Does Hillary know this man?


Last week the Iraqi LGBT group reported that some of an upcoming batch of executions in Iraq, which had been reported by Amnesty International, were of gay men being executed for homosexuality.

The group has suffered severe persecution in Iraq. It runs safe houses for LGBT fleeing death threats and says that many of its members have been murdered by both death squads and police forces.

Iraqi police have been reported as being infiltrated by both insurgents and religious groups.

Iraqi LGBT claims that the government since mid December 2008 has "a mass campaign to [eliminate] homosexuality". They say they have "many eyewitnesses" and that "members of the police and ministry of interior forces is actually involved on the mass arrest and taking suspects of homosexuality off the streets to unknown destination".

Homosexuality was made a crime by Saddam Hussein in 2001 following pressure by clerics.
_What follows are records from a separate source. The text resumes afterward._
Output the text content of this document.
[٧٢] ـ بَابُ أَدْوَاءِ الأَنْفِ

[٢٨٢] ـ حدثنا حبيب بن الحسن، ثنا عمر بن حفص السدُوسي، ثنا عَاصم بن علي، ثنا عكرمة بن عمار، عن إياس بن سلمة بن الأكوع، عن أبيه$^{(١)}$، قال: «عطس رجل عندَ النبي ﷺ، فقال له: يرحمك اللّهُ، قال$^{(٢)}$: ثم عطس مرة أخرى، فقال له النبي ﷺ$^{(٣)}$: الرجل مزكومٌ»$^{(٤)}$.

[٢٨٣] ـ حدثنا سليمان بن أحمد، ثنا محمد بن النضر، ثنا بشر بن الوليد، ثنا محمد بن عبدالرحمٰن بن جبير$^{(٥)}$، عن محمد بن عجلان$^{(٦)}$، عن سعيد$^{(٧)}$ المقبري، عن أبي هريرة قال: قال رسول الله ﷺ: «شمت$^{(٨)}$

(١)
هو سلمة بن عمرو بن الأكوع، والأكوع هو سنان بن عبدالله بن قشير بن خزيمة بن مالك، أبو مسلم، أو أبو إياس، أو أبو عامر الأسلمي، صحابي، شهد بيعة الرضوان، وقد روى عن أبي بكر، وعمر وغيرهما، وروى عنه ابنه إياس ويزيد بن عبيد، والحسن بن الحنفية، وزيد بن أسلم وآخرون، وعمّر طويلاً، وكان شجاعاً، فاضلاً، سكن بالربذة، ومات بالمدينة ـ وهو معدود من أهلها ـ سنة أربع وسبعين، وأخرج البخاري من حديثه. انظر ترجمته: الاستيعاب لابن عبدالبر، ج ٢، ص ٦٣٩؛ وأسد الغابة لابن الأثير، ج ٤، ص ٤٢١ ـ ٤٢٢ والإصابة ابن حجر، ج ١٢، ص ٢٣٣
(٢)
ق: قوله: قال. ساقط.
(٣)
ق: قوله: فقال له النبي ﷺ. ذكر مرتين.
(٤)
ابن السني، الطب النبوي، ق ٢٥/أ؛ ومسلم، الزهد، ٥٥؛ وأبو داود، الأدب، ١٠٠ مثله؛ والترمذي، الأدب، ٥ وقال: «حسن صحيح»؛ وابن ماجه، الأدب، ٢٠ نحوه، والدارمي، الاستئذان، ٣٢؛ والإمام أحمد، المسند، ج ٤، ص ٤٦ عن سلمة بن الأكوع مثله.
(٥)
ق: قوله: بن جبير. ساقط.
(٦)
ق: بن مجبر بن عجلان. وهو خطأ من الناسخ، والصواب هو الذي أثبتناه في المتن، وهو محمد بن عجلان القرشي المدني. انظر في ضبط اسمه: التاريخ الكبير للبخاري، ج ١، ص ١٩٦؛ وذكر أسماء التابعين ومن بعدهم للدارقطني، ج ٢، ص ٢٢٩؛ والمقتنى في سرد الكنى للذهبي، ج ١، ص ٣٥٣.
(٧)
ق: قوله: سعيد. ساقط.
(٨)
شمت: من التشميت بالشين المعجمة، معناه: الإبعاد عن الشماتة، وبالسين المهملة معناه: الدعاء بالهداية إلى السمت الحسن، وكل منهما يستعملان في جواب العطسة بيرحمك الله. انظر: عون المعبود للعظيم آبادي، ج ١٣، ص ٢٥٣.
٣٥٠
Repeated convictions carries the death penalty.

In response to the report by Iraqi LGBT the Boston gay newspaper EDGE spoke to the US State Department and in an astonishing rebuttal a spokesperson, John Fleming, who has worked at their Iraqi Desk through the Bush presidency, denied that Iraq's government executed any people since 2007 and that homosexuality is a crime.

He told the EDGE that any criminals now awaiting possible execution are there for crimes such as "terrorism, insurgency and kidnapping." Their sexual identity is irrelevant to the charges, he said.
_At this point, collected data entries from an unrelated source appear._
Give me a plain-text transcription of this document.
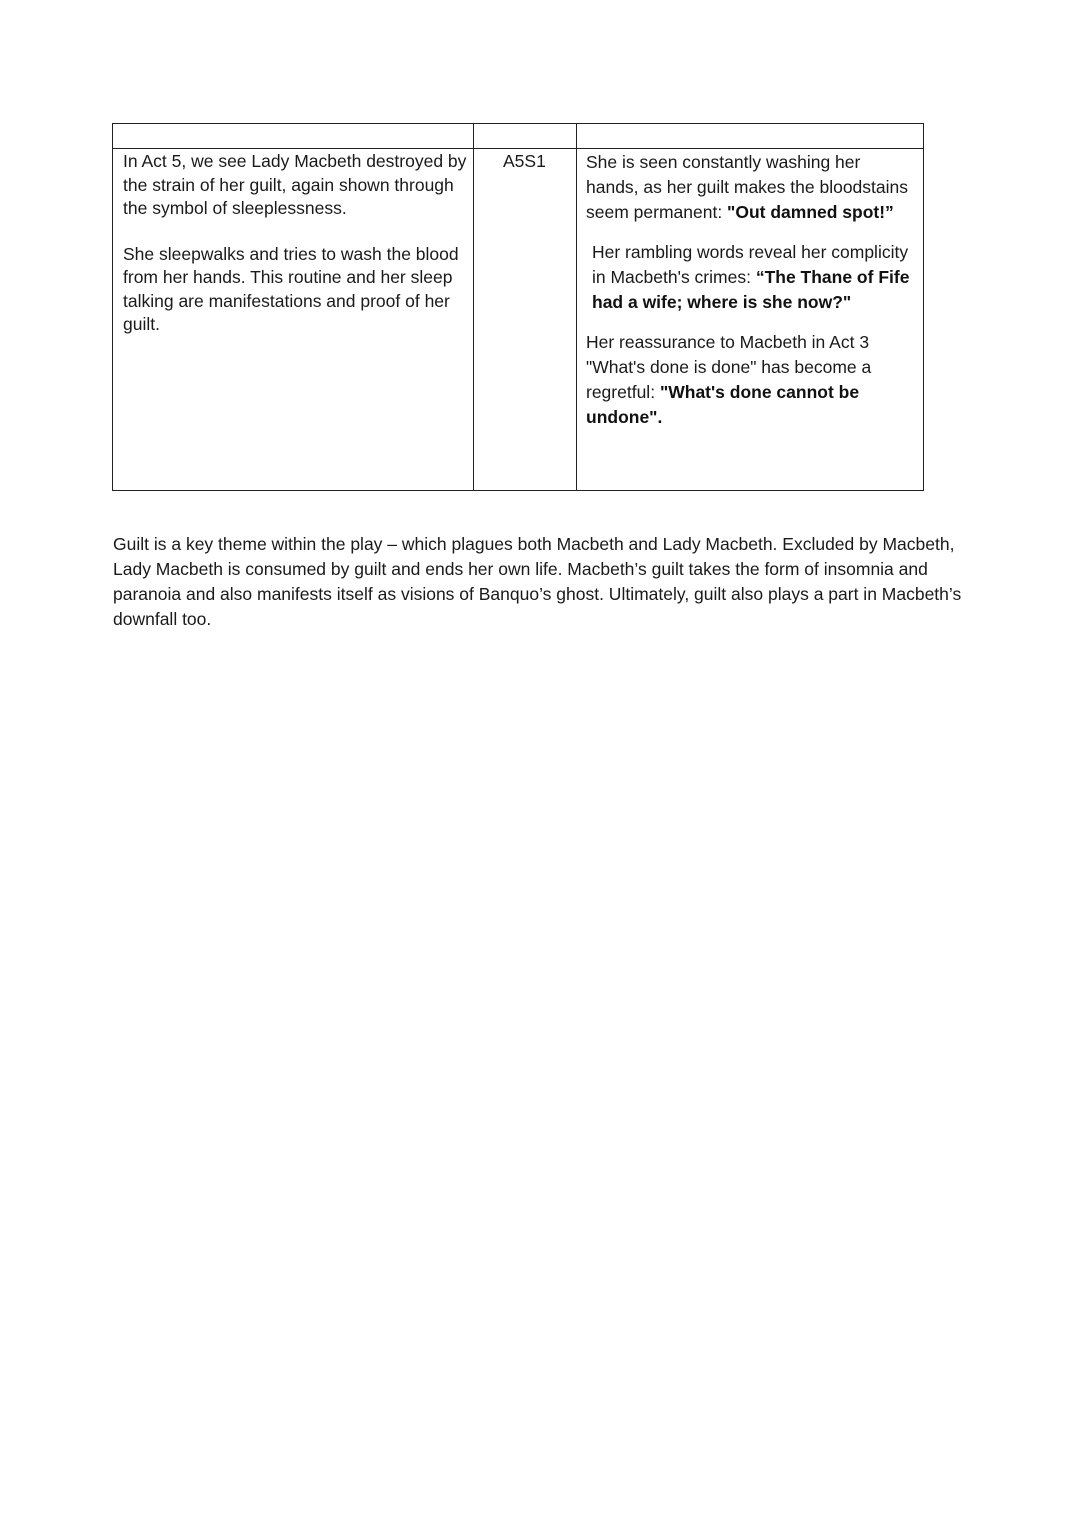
In Act 5, we see Lady Macbeth destroyed by the strain of her guilt, again shown through the symbol of sleeplessness.

She sleepwalks and tries to wash the blood from her hands. This routine and her sleep talking are manifestations and proof of her guilt.

A5S1	She is seen constantly washing her hands, as her guilt makes the bloodstains seem permanent: "Out damned spot!”

Her rambling words reveal her complicity in Macbeth's crimes: “The Thane of Fife had a wife; where is she now?"

Her reassurance to Macbeth in Act 3 "What's done is done" has become a regretful: "What's done cannot be undone".

Guilt is a key theme within the play – which plagues both Macbeth and Lady Macbeth. Excluded by Macbeth, Lady Macbeth is consumed by guilt and ends her own life. Macbeth’s guilt takes the form of insomnia and paranoia and also manifests itself as visions of Banquo’s ghost. Ultimately, guilt also plays a part in Macbeth’s downfall too.
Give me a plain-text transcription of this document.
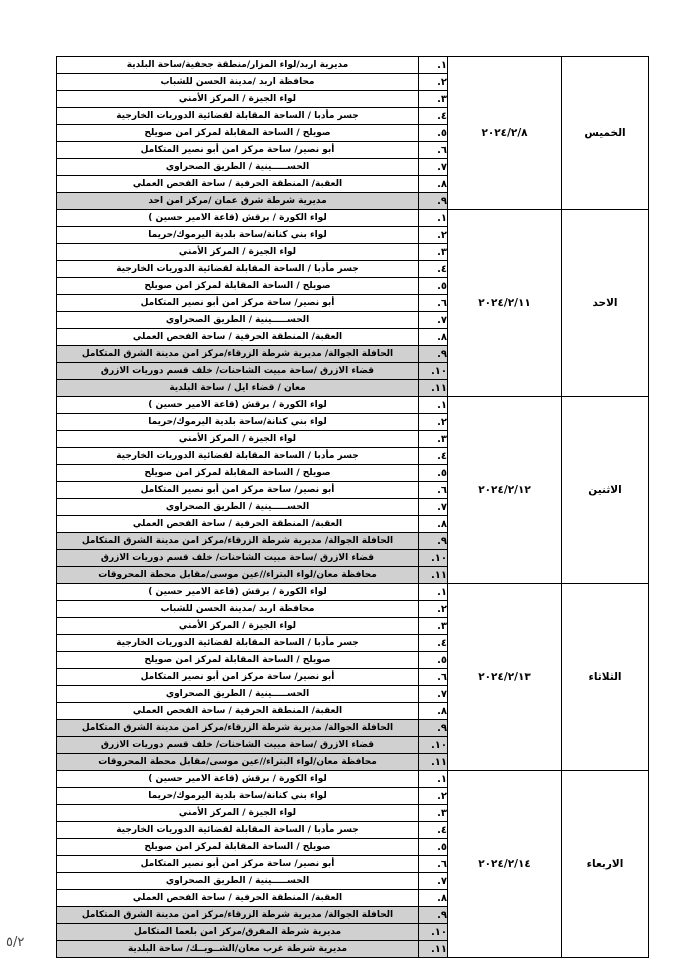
الخميس	٢٠٢٤/٢/٨	١.	مديرية اربد/لواء المزار/منطقة جحفية/ساحة البلدية
		٢.	محافظة اربد /مدينة الحسن للشباب
		٣.	لواء الجيزة / المركز الأمني
		٤.	جسر مأدبا / الساحة المقابلة لقضائية الدوريات الخارجية
		٥.	صويلح / الساحة المقابلة لمركز امن صويلح
		٦.	أبو نصير/ ساحة مركز امن أبو نصير المتكامل
		٧.	الحســـــينية / الطريق الصحراوي
		٨.	العقبة/ المنطقة الحرفية / ساحة الفحص العملي
		٩.	مديرية شرطة شرق عمان /مركز امن احد
الاحد	٢٠٢٤/٢/١١	١.	لواء الكورة / برقش (قاعة الامير حسين )
		٢.	لواء بني كنانة/ساحة بلدية اليرموك/حريما
		٣.	لواء الجيزة / المركز الأمني
		٤.	جسر مأدبا / الساحة المقابلة لقضائية الدوريات الخارجية
		٥.	صويلح / الساحة المقابلة لمركز امن صويلح
		٦.	أبو نصير/ ساحة مركز امن أبو نصير المتكامل
		٧.	الحســـــينية / الطريق الصحراوي
		٨.	العقبة/ المنطقة الحرفية / ساحة الفحص العملي
		٩.	الحافلة الجوالة/ مديرية شرطة الزرقاء/مركز امن مدينة الشرق المتكامل
		١٠.	قضاء الازرق /ساحة مبيت الشاحنات/ خلف قسم دوريات الازرق
		١١.	معان / قضاء ايل / ساحة البلدية
الاثنين	٢٠٢٤/٢/١٢	١.	لواء الكورة / برقش (قاعة الامير حسين )
		٢.	لواء بني كنانة/ساحة بلدية اليرموك/حريما
		٣.	لواء الجيزة / المركز الأمني
		٤.	جسر مأدبا / الساحة المقابلة لقضائية الدوريات الخارجية
		٥.	صويلح / الساحة المقابلة لمركز امن صويلح
		٦.	أبو نصير/ ساحة مركز امن أبو نصير المتكامل
		٧.	الحســـــينية / الطريق الصحراوي
		٨.	العقبة/ المنطقة الحرفية / ساحة الفحص العملي
		٩.	الحافلة الجوالة/ مديرية شرطة الزرقاء/مركز امن مدينة الشرق المتكامل
		١٠.	قضاء الازرق /ساحة مبيت الشاحنات/ خلف قسم دوريات الازرق
		١١.	محافظة معان/لواء البتراء//عين موسى/مقابل محطة المحروقات
الثلاثاء	٢٠٢٤/٢/١٣	١.	لواء الكورة / برقش (قاعة الامير حسين )
		٢.	محافظة اربد /مدينة الحسن للشباب
		٣.	لواء الجيزة / المركز الأمني
		٤.	جسر مأدبا / الساحة المقابلة لقضائية الدوريات الخارجية
		٥.	صويلح / الساحة المقابلة لمركز امن صويلح
		٦.	أبو نصير/ ساحة مركز امن أبو نصير المتكامل
		٧.	الحســـــينية / الطريق الصحراوي
		٨.	العقبة/ المنطقة الحرفية / ساحة الفحص العملي
		٩.	الحافلة الجوالة/ مديرية شرطة الزرقاء/مركز امن مدينة الشرق المتكامل
		١٠.	قضاء الازرق /ساحة مبيت الشاحنات/ خلف قسم دوريات الازرق
		١١.	محافظة معان/لواء البتراء//عين موسى/مقابل محطة المحروقات
الاربعاء	٢٠٢٤/٢/١٤	١.	لواء الكورة / برقش (قاعة الامير حسين )
		٢.	لواء بني كنانة/ساحة بلدية اليرموك/حريما
		٣.	لواء الجيزة / المركز الأمني
		٤.	جسر مأدبا / الساحة المقابلة لقضائية الدوريات الخارجية
		٥.	صويلح / الساحة المقابلة لمركز امن صويلح
		٦.	أبو نصير/ ساحة مركز امن أبو نصير المتكامل
		٧.	الحســـــينية / الطريق الصحراوي
		٨.	العقبة/ المنطقة الحرفية / ساحة الفحص العملي
		٩.	الحافلة الجوالة/ مديرية شرطة الزرقاء/مركز امن مدينة الشرق المتكامل
		١٠.	مديرية شرطة المفرق/مركز امن بلعما المتكامل
		١١.	مديرية شرطة غرب معان/الشــويــك/ ساحة البلدية
٥/٢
"None were convicted of the ’crime’ of being homosexual," Fleming said. "In fact, it’s immaterial to Iraqis."

This is the same State Department which in 2006, following horrific reports in US media, the issuing of a fatwa calling for the killing of gays by Grand Ayatollah Ali al-Sistani, United Nations reports and pressure from the International Gay and Lesbian Human Rights Commission (IGLHRC), declared itself ‘troubled’ over anti-gay violence in Iraq.

Fleming asserted that "the average Iraqi" had other issues to concern themselves with and that this issue was "a luxury."
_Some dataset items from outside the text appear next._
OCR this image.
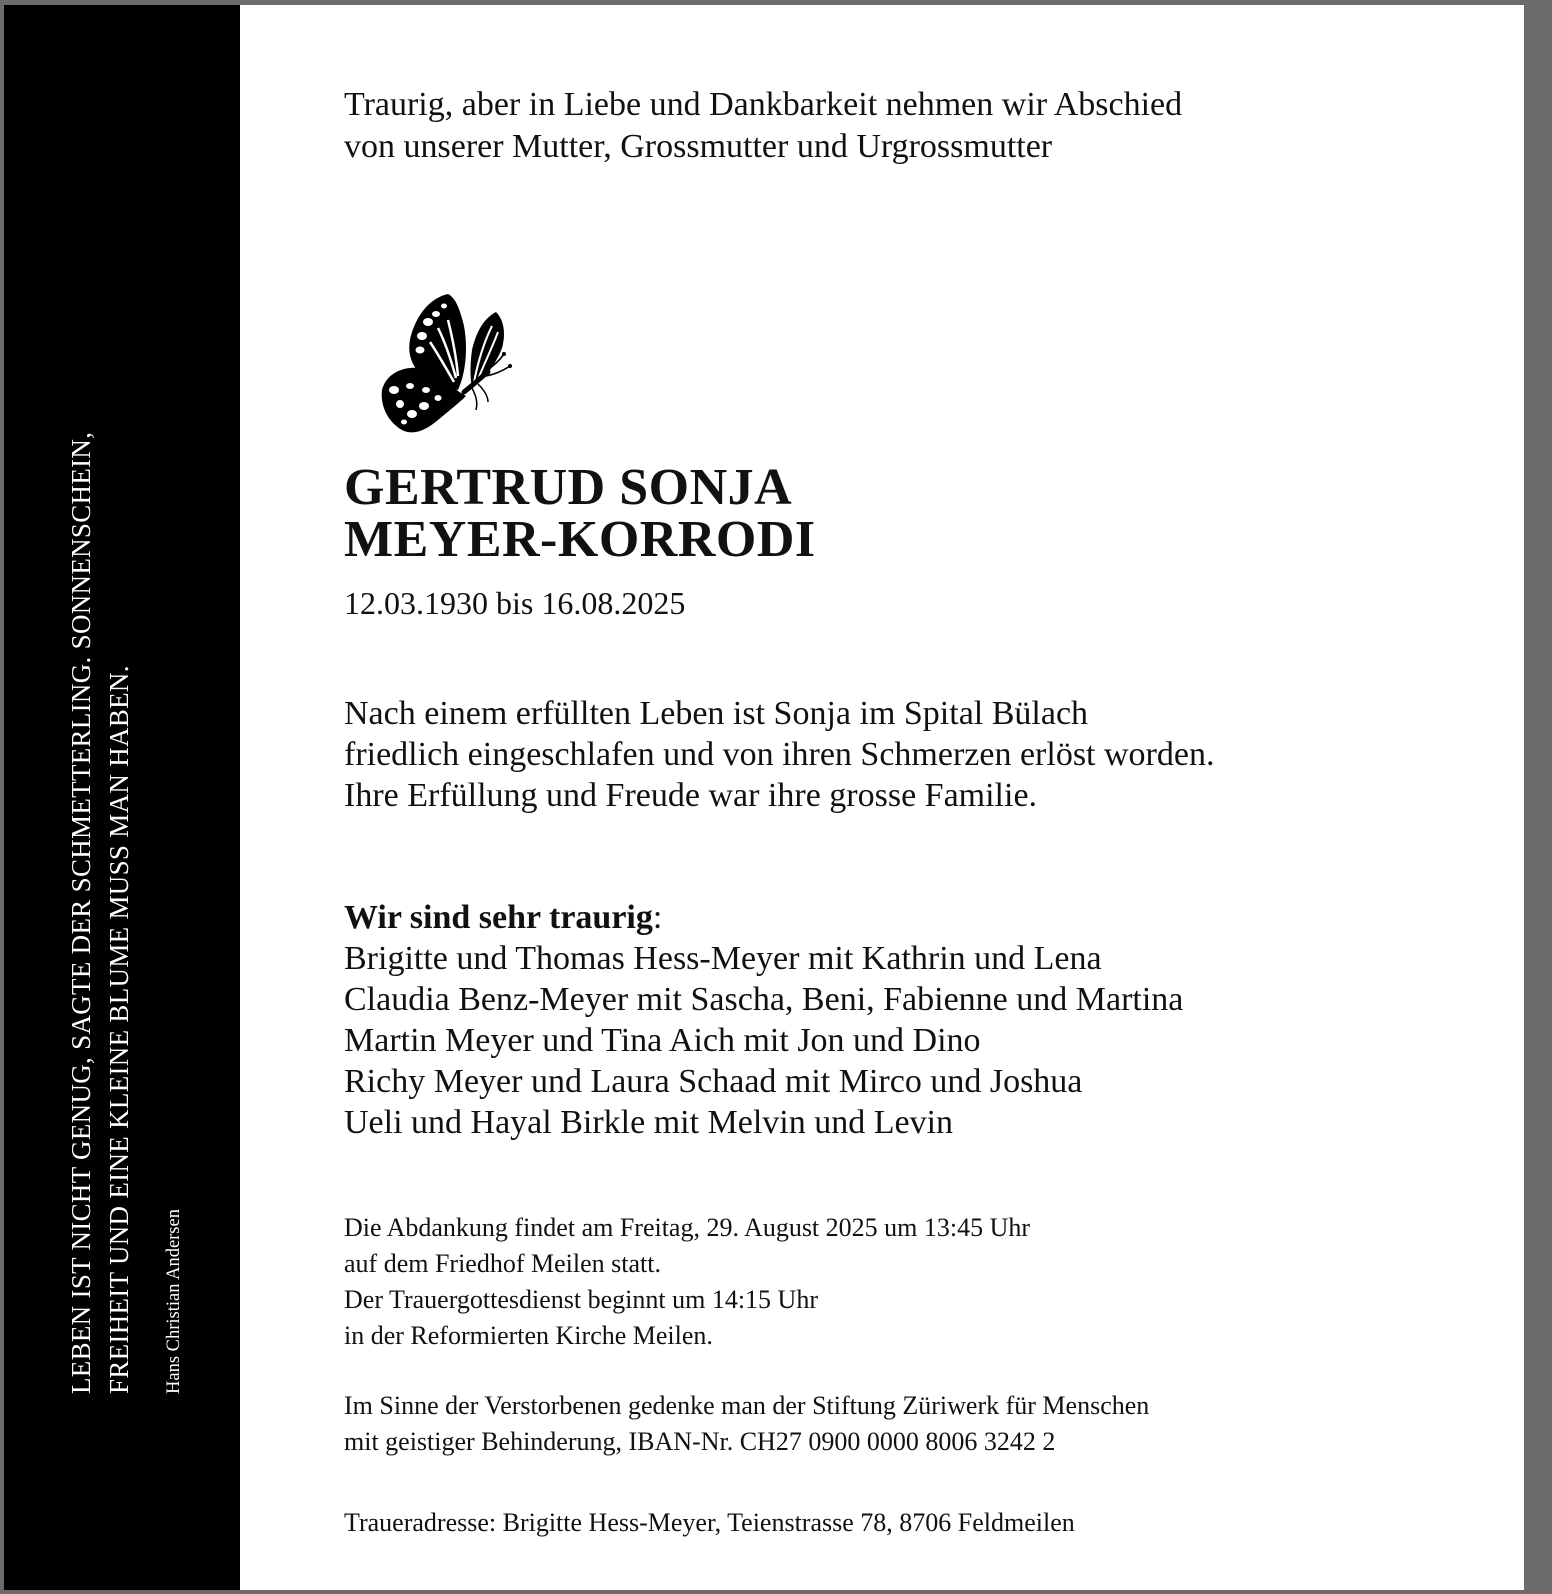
LEBEN IST NICHT GENUG, SAGTE DER SCHMETTERLING. SONNENSCHEIN, FREIHEIT UND EINE KLEINE BLUME MUSS MAN HABEN. Hans Christian Andersen
Traurig, aber in Liebe und Dankbarkeit nehmen wir Abschied
von unserer Mutter, Grossmutter und Urgrossmutter
GERTRUD SONJA
MEYER-KORRODI
12.03.1930 bis 16.08.2025
Nach einem erfüllten Leben ist Sonja im Spital Bülach
friedlich eingeschlafen und von ihren Schmerzen erlöst worden.
Ihre Erfüllung und Freude war ihre grosse Familie.
Wir sind sehr traurig:
Brigitte und Thomas Hess-Meyer mit Kathrin und Lena
Claudia Benz-Meyer mit Sascha, Beni, Fabienne und Martina
Martin Meyer und Tina Aich mit Jon und Dino
Richy Meyer und Laura Schaad mit Mirco und Joshua
Ueli und Hayal Birkle mit Melvin und Levin
Die Abdankung findet am Freitag, 29. August 2025 um 13:45 Uhr
auf dem Friedhof Meilen statt.
Der Trauergottesdienst beginnt um 14:15 Uhr
in der Reformierten Kirche Meilen.
Im Sinne der Verstorbenen gedenke man der Stiftung Züriwerk für Menschen
mit geistiger Behinderung, IBAN-Nr. CH27 0900 0000 8006 3242 2
Traueradresse: Brigitte Hess-Meyer, Teienstrasse 78, 8706 Feldmeilen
This appears to contradict Hillary Clinton, who told European Parliament last month that the persecution of gays and lesbians is "something that we take very seriously".

She added condemnation of where persecution was "condoned and protected."

Fleming disputes the reports by organisations like the UN and IGLHRC of a 'deathzone' for Iraqi LGBT. In fact he denied that homosexuality was a crime punishable by death.

Despite this, the issue of 'individual rights' was something US forces "frequently raise with Iraqi leaders and officials," he said.

It is unfortunate that due to language issues and bad reporting (such as of all those on death row being gay) that the urgent calls from Iraqi gays for help have been lost in translation. It's essential that other groups like the UN and IGLRC urgently investigate and substantiate Iraqi LGBT's reports.

What is clear is that Iraq's government has form. Plus that homosexuality is not just a cultural but a legal and political issue there. There are grounds to believe Iraqi LGBT reports that there would be a government organised pogram of LGBT.

What Iraqi LGBT are saying is that in Iraq we currently have the world's worst 'deathzone' for LGBT, far worse than Iran.

It may not suit the interests of western governments who support the Iraqi government to say this so it is up to others to hold Hillary Clinton to her words in Brussels as well as the fine words of David Milliband on LGBT rights.

And when she returns to Washington Hillary might want to look at what her spokespeople are saying in her name.

Postscript: Human Rights Watch (HRW) are reportedly trying to obtain corroboration of gay men on death row for homosexuality. HRW's Scott Long in an email circulated to the gayswithoutborders listserv said "we are trying urgently to determine who they are and what has happened."